The hybrid catalysts that combine low-cost materials with a small amount of PGMs can provide the active and stable catalytic performance toward HER and OER by promoting the sluggish catalytic kinetics of PGMs. Our group focuses on developing hybrids catalysts that maximize the catalytic activity of PGMs by considering heterostructure interface between PGM and TM. Furthermore, we are interested in developing novel support materials for durable acidic OER.

Tailoring the structure of PGM-free catalysts is an effective strategy to enhance the catalytic activity. A self-supported structure can guarantee high stability due to the strong adhesion between the catalysts and substrates. Also, it can enlarge the ECSA and even facilitate charge transfer. Our group focuses on developing well-defined nano-architecture materials that are self-supported on the current collector can provide a solution to realize the high-performance HER and OER catalyst even at high current densities.

The use of seawater instead of fresh water for hydrogen production is highly advantageous because of its abundance in nature (∼97% of the water on Earth is seawater).
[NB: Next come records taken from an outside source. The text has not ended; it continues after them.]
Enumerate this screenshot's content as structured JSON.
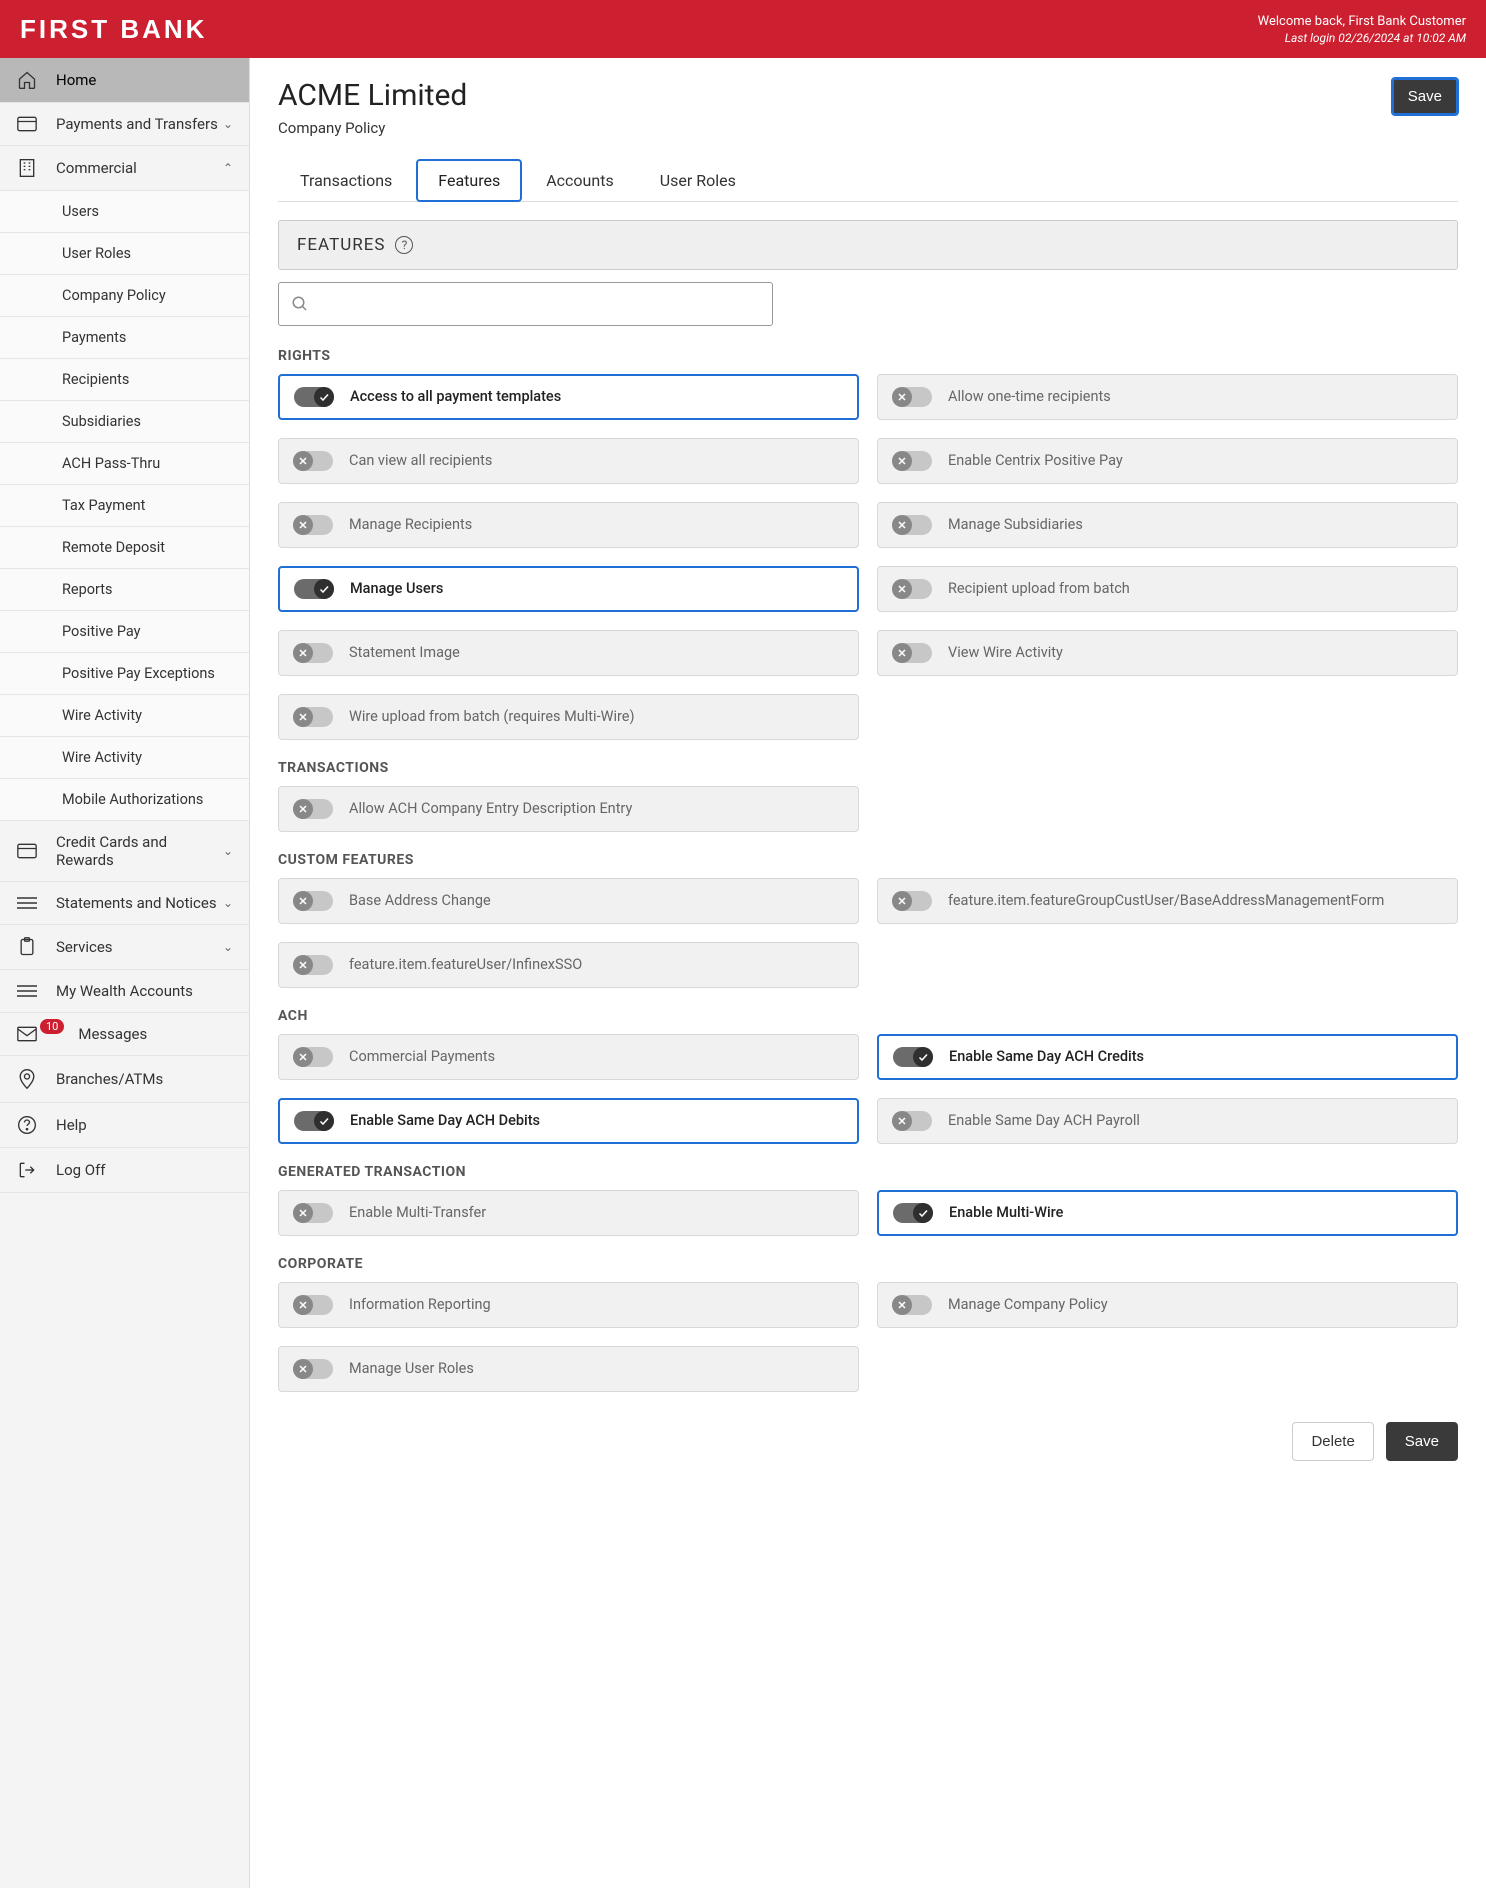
{
  "header": {
    "logo": "FIRST BANK",
    "welcome": "Welcome back, First Bank Customer",
    "last_login": "Last login 02/26/2024 at 10:02 AM"
  },
  "sidebar": {
    "home": "Home",
    "payments_transfers": "Payments and Transfers",
    "commercial": "Commercial",
    "commercial_sub": [
      "Users",
      "User Roles",
      "Company Policy",
      "Payments",
      "Recipients",
      "Subsidiaries",
      "ACH Pass-Thru",
      "Tax Payment",
      "Remote Deposit",
      "Reports",
      "Positive Pay",
      "Positive Pay Exceptions",
      "Wire Activity",
      "Wire Activity",
      "Mobile Authorizations"
    ],
    "credit_cards": "Credit Cards and Rewards",
    "statements": "Statements and Notices",
    "services": "Services",
    "my_wealth": "My Wealth Accounts",
    "messages": "Messages",
    "messages_badge": "10",
    "branches": "Branches/ATMs",
    "help": "Help",
    "logoff": "Log Off"
  },
  "page": {
    "title": "ACME Limited",
    "subtitle": "Company Policy",
    "save_top": "Save"
  },
  "tabs": {
    "transactions": "Transactions",
    "features": "Features",
    "accounts": "Accounts",
    "user_roles": "User Roles"
  },
  "features_bar": "FEATURES",
  "groups": {
    "rights": {
      "heading": "RIGHTS",
      "items": [
        {
          "label": "Access to all payment templates",
          "on": true
        },
        {
          "label": "Allow one-time recipients",
          "on": false
        },
        {
          "label": "Can view all recipients",
          "on": false
        },
        {
          "label": "Enable Centrix Positive Pay",
          "on": false
        },
        {
          "label": "Manage Recipients",
          "on": false
        },
        {
          "label": "Manage Subsidiaries",
          "on": false
        },
        {
          "label": "Manage Users",
          "on": true
        },
        {
          "label": "Recipient upload from batch",
          "on": false
        },
        {
          "label": "Statement Image",
          "on": false
        },
        {
          "label": "View Wire Activity",
          "on": false
        },
        {
          "label": "Wire upload from batch (requires Multi-Wire)",
          "on": false
        }
      ]
    },
    "transactions": {
      "heading": "TRANSACTIONS",
      "items": [
        {
          "label": "Allow ACH Company Entry Description Entry",
          "on": false
        }
      ]
    },
    "custom": {
      "heading": "CUSTOM FEATURES",
      "items": [
        {
          "label": "Base Address Change",
          "on": false
        },
        {
          "label": "feature.item.featureGroupCustUser/BaseAddressManagementForm",
          "on": false
        },
        {
          "label": "feature.item.featureUser/InfinexSSO",
          "on": false
        }
      ]
    },
    "ach": {
      "heading": "ACH",
      "items": [
        {
          "label": "Commercial Payments",
          "on": false
        },
        {
          "label": "Enable Same Day ACH Credits",
          "on": true
        },
        {
          "label": "Enable Same Day ACH Debits",
          "on": true
        },
        {
          "label": "Enable Same Day ACH Payroll",
          "on": false
        }
      ]
    },
    "generated": {
      "heading": "GENERATED TRANSACTION",
      "items": [
        {
          "label": "Enable Multi-Transfer",
          "on": false
        },
        {
          "label": "Enable Multi-Wire",
          "on": true
        }
      ]
    },
    "corporate": {
      "heading": "CORPORATE",
      "items": [
        {
          "label": "Information Reporting",
          "on": false
        },
        {
          "label": "Manage Company Policy",
          "on": false
        },
        {
          "label": "Manage User Roles",
          "on": false
        }
      ]
    }
  },
  "footer": {
    "delete": "Delete",
    "save": "Save"
  }
}
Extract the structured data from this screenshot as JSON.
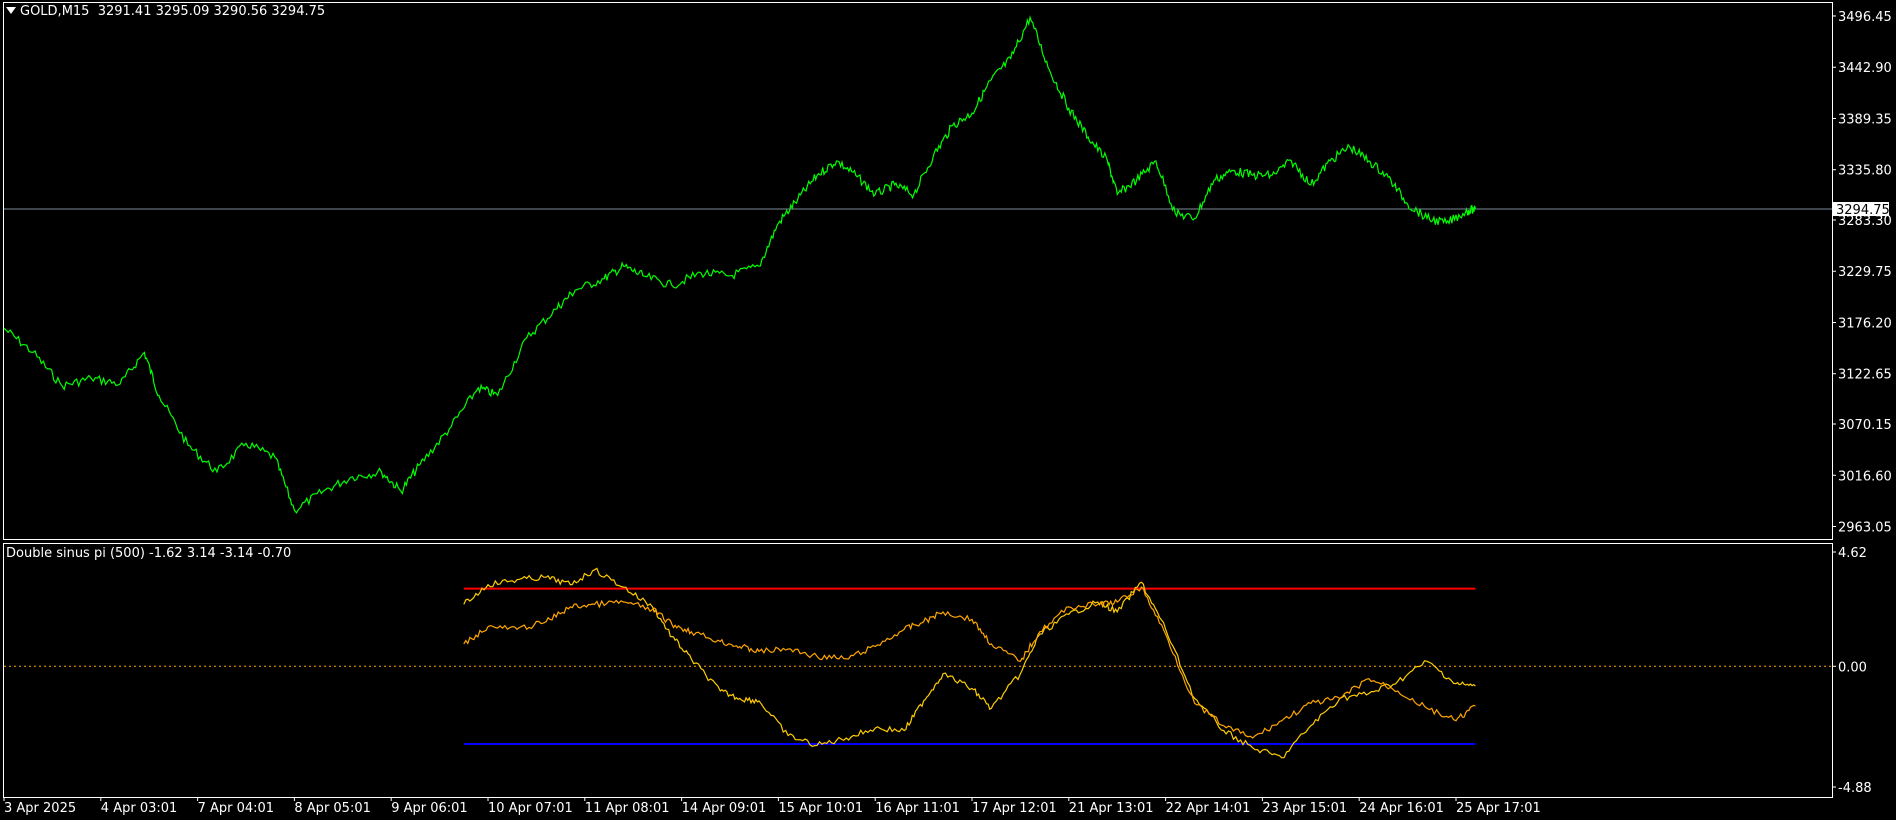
{
  "header": {
    "symbol": "GOLD,M15",
    "ohlc": "3291.41 3295.09 3290.56 3294.75"
  },
  "indicator": {
    "title": "Double sinus pi (500) -1.62 3.14 -3.14 -0.70"
  },
  "colors": {
    "background": "#000000",
    "price": "#00ff00",
    "osc_a": "#ffcc00",
    "osc_b": "#ffa500",
    "upper": "#ff0000",
    "lower": "#0000ff",
    "zero": "#ffa500",
    "frame": "#ffffff",
    "current_line": "#7f8c9a"
  },
  "chart_data": [
    {
      "type": "line",
      "title": "GOLD,M15",
      "current_price": 3294.75,
      "current_price_label": "3294.75",
      "ylim": [
        2950,
        3510
      ],
      "yticks": [
        "3496.45",
        "3442.90",
        "3389.35",
        "3335.80",
        "3283.30",
        "3229.75",
        "3176.20",
        "3122.65",
        "3070.15",
        "3016.60",
        "2963.05"
      ],
      "ytick_values": [
        3496.45,
        3442.9,
        3389.35,
        3335.8,
        3283.3,
        3229.75,
        3176.2,
        3122.65,
        3070.15,
        3016.6,
        2963.05
      ],
      "categories": [
        "3 Apr 2025",
        "4 Apr 03:01",
        "7 Apr 04:01",
        "8 Apr 05:01",
        "9 Apr 06:01",
        "10 Apr 07:01",
        "11 Apr 08:01",
        "14 Apr 09:01",
        "15 Apr 10:01",
        "16 Apr 11:01",
        "17 Apr 12:01",
        "21 Apr 13:01",
        "22 Apr 14:01",
        "23 Apr 15:01",
        "24 Apr 16:01",
        "25 Apr 17:01"
      ],
      "series": [
        {
          "x": [
            0,
            0.3,
            0.6,
            0.9,
            1.2,
            1.45,
            1.6,
            1.9,
            2.2,
            2.5,
            2.8,
            3.0,
            3.3,
            3.6,
            3.9,
            4.1,
            4.3,
            4.6,
            4.9,
            5.1,
            5.4,
            5.7,
            5.9,
            6.2,
            6.4,
            6.6,
            6.9,
            7.2,
            7.5,
            7.8,
            8.0,
            8.2,
            8.4,
            8.6,
            8.8,
            9.0,
            9.2,
            9.4,
            9.6,
            9.8,
            10.0,
            10.2,
            10.4,
            10.6,
            10.8,
            11.0,
            11.2,
            11.4,
            11.5,
            11.7,
            11.9,
            12.1,
            12.3,
            12.5,
            12.7,
            12.9,
            13.1,
            13.3,
            13.5,
            13.7,
            13.9,
            14.1,
            14.3,
            14.5,
            14.7,
            14.9,
            15.1,
            15.2
          ],
          "values": [
            3170,
            3145,
            3110,
            3118,
            3112,
            3145,
            3100,
            3048,
            3020,
            3050,
            3035,
            2980,
            3000,
            3015,
            3020,
            3000,
            3028,
            3065,
            3108,
            3100,
            3160,
            3190,
            3210,
            3222,
            3235,
            3225,
            3215,
            3228,
            3225,
            3235,
            3280,
            3305,
            3330,
            3345,
            3330,
            3310,
            3320,
            3310,
            3350,
            3382,
            3395,
            3430,
            3452,
            3495,
            3440,
            3400,
            3370,
            3345,
            3310,
            3325,
            3345,
            3290,
            3285,
            3325,
            3335,
            3330,
            3330,
            3345,
            3320,
            3345,
            3360,
            3345,
            3328,
            3300,
            3285,
            3280,
            3292,
            3294.75
          ]
        }
      ]
    },
    {
      "type": "line",
      "title": "Double sinus pi (500)",
      "ylim": [
        -4.88,
        4.62
      ],
      "yticks": [
        "4.62",
        "0.00",
        "-4.88"
      ],
      "levels": [
        3.14,
        0.0,
        -3.14
      ],
      "series": [
        {
          "x": [
            4.75,
            5.0,
            5.3,
            5.6,
            5.85,
            6.1,
            6.4,
            6.7,
            6.9,
            7.1,
            7.4,
            7.6,
            7.8,
            8.1,
            8.4,
            8.7,
            9.0,
            9.3,
            9.5,
            9.7,
            10.0,
            10.2,
            10.5,
            10.7,
            11.0,
            11.3,
            11.5,
            11.75,
            12.0,
            12.3,
            12.6,
            12.9,
            13.2,
            13.5,
            13.8,
            14.1,
            14.4,
            14.7,
            15.0,
            15.2
          ],
          "values": [
            2.5,
            3.3,
            3.5,
            3.6,
            3.3,
            3.9,
            3.2,
            2.4,
            1.2,
            0.3,
            -1.0,
            -1.3,
            -1.4,
            -2.8,
            -3.2,
            -2.9,
            -2.5,
            -2.6,
            -1.4,
            -0.3,
            -0.9,
            -1.7,
            -0.3,
            1.3,
            2.1,
            2.6,
            2.2,
            3.4,
            1.5,
            -1.3,
            -2.6,
            -3.3,
            -3.7,
            -2.4,
            -1.3,
            -1.1,
            -0.6,
            0.2,
            -0.7,
            -0.8
          ]
        },
        {
          "x": [
            4.75,
            5.0,
            5.3,
            5.6,
            5.85,
            6.1,
            6.4,
            6.7,
            6.9,
            7.1,
            7.4,
            7.6,
            7.8,
            8.1,
            8.4,
            8.7,
            9.0,
            9.3,
            9.5,
            9.7,
            10.0,
            10.2,
            10.5,
            10.7,
            11.0,
            11.3,
            11.5,
            11.75,
            12.0,
            12.3,
            12.6,
            12.9,
            13.2,
            13.5,
            13.8,
            14.1,
            14.4,
            14.7,
            15.0,
            15.2
          ],
          "values": [
            0.9,
            1.6,
            1.5,
            1.8,
            2.4,
            2.5,
            2.6,
            2.3,
            1.7,
            1.4,
            1.0,
            0.8,
            0.6,
            0.7,
            0.4,
            0.3,
            0.8,
            1.5,
            1.8,
            2.2,
            1.9,
            0.9,
            0.2,
            1.4,
            2.4,
            2.5,
            2.6,
            3.2,
            1.3,
            -1.5,
            -2.4,
            -2.9,
            -2.2,
            -1.5,
            -1.3,
            -0.5,
            -1.0,
            -1.7,
            -2.2,
            -1.6
          ]
        }
      ]
    }
  ]
}
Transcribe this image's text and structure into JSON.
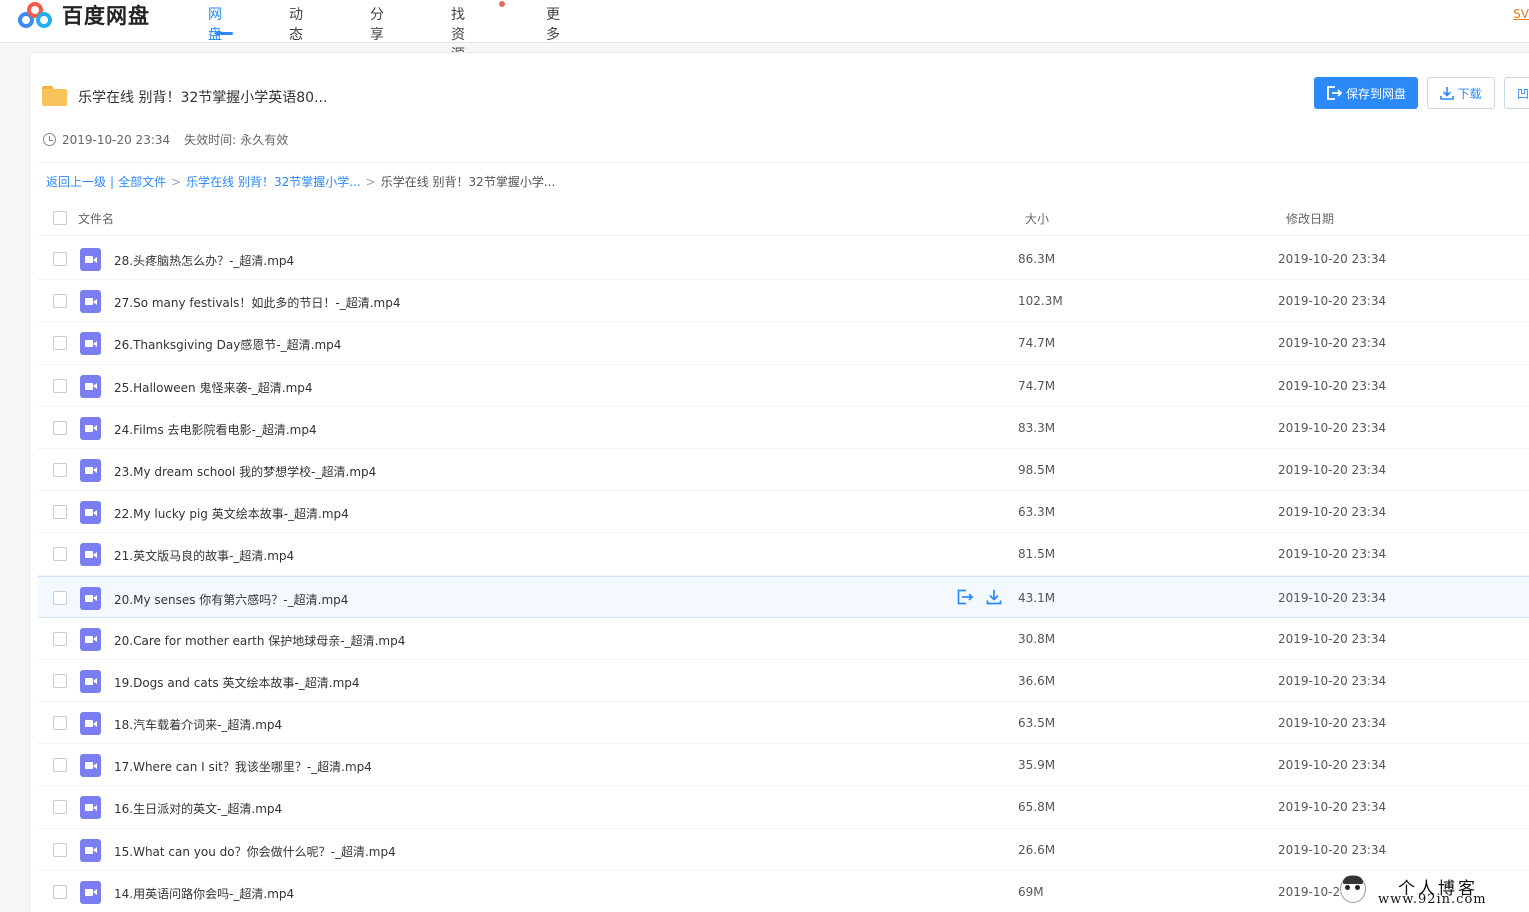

In particular, hydrogen production from seawater electrolysis is much more effective in hot arid regions, where fresh water is scarcely available. Our group focuses on developing highly active and durable OER catalysts for selective OER in alkaline seawater electrolysis.

Ammonia is a promising sustainable carbon-free energy carrier of renewable electricity, benefitting from ease of liquefaction under moderate conditions and the high energy density of its liquid form. A lithium-mediated pathway has been isotopically confirmed to generate ammonia from N2 reduction, and shows promise in terms of high faradaic efficiency (FE), yield rate, and reliability. Our group focuses on developing novel cathode materials for promoting lithium nitridation in the lithium-mediated process.

The high dependency on Pt is one of the challenging issues in the  fuel cell technology. Despite its considerably high activity and selectivity, Pt/C is not optimal ORR catalyst because of their high costs and poor stability in acidic media. Our group focuses on developing Pt alloy nanomaterials that are cost-effective and highly active by regulating their unique electronic structure, in some cases even more active than pure Pt metal.